Any feed store or bulk fertilizer place should have it. You're in Mississippi, there should be plenty of co-ops around to help point you in the right direction.

To get 1 lbs of N/1000 sq ft. You'll need 173 lbs each feeding. I can get bags of 46-0-0 around here for $13-15/50 lbs.


----------



## CenlaLowell (Apr 21, 2017)

Like mentioned above co op and feed stores are where you need to be. I get my 33-0-0 50lb bag for 13.50


----------



## Art_Vandelay (Nov 20, 2018)

33-0-0 will be easier to find at the local feed store. Last season it was $11 for a 50lb bag. Put it out right before rain or during rain. Instagreen!


----------



## dbarlow (Jul 8, 2018)

Thanks everyone, I'll start calling co ops tomorrow.


----------



## jonthepain (May 5, 2018)

My local site ones and ewings keep 46 0 0 in stock.


----------



## Movingshrub (Jun 12, 2017)

@dbarlow You may be tracking on this. If you're looking for straight N, I'd price per amount of N versus lb of product. I'd think bulk urea, AMS, or UAN, whichever is cheapest per lb of N.


----------



## g-man (Jun 15, 2017)

@dbarlow if you know a farmer in your area, ask them. They will know the best price/place for it.

FYI
1lb of urea is 0.46lb of Nitrogen. If you want to apply 1lb of N/ksqft, then you will need around 2lb of urea (1/0.46=2.17) per ksqft.

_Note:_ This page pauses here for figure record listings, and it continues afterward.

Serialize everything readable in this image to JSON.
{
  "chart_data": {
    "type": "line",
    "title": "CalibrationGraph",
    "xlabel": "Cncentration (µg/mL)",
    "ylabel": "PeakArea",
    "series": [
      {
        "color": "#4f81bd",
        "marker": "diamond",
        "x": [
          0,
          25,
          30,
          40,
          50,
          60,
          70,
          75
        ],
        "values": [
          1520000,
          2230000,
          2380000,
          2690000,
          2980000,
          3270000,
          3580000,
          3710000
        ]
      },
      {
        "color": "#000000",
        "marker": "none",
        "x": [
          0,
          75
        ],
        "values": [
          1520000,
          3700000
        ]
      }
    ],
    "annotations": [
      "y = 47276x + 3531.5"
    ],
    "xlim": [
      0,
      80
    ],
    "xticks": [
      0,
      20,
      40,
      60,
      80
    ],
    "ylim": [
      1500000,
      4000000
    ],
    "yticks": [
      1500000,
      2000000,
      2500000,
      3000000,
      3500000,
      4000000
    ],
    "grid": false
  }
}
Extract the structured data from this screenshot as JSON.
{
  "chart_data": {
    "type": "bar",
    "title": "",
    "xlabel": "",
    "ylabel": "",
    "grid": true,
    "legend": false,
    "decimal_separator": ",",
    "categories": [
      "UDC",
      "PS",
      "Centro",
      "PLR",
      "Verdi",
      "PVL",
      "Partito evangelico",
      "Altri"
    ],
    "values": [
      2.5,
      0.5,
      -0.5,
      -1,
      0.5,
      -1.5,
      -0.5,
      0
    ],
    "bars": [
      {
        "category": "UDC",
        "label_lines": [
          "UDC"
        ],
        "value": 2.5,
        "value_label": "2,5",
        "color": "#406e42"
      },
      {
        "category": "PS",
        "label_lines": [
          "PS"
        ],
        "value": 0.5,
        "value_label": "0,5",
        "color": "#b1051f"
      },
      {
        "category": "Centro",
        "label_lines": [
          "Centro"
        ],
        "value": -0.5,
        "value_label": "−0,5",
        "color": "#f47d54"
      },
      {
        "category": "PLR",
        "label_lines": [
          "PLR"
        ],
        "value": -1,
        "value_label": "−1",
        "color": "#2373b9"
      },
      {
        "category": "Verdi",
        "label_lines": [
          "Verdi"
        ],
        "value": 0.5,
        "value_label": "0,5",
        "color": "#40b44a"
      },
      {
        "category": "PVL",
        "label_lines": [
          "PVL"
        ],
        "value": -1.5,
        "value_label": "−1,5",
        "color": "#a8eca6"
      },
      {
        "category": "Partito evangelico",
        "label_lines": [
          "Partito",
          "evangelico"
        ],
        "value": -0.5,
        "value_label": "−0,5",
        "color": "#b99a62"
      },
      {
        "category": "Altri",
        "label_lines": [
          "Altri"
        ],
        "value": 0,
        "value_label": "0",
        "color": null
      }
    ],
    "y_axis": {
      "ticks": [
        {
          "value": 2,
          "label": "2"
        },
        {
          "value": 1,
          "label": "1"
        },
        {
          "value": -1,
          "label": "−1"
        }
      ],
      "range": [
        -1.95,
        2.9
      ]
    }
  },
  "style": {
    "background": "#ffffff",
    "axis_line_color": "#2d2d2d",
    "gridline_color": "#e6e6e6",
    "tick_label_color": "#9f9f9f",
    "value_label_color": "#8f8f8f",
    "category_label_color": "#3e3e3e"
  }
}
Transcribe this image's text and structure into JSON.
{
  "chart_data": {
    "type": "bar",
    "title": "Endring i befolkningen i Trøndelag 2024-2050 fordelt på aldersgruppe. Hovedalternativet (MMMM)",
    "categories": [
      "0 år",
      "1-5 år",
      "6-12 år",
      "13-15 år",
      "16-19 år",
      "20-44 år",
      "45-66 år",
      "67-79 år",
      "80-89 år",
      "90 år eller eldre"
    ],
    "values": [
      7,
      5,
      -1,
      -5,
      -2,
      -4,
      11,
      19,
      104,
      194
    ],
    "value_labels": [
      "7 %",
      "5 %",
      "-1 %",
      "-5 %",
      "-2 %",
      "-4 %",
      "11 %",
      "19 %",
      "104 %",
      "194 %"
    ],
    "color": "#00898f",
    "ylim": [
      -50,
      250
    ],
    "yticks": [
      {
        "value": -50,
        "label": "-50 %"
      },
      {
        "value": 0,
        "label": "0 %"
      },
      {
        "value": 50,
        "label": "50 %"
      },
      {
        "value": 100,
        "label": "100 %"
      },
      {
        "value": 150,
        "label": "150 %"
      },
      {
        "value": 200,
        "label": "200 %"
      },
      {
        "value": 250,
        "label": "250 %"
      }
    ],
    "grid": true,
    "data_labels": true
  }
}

1lb of AMS (ammonia sulfate) is 0.21lb. Using the same math, you will need 4.8lb of AMS/ksqft.

If both 50lb bags are around the same price ($15-20), then urea would be the cheapest since you need half the pounds compared to AMS. Also there is less lifting, storing and spreading.


----------



## Spammage (Apr 30, 2017)

Crop Production Service is likely your best bet if you have one near you.


----------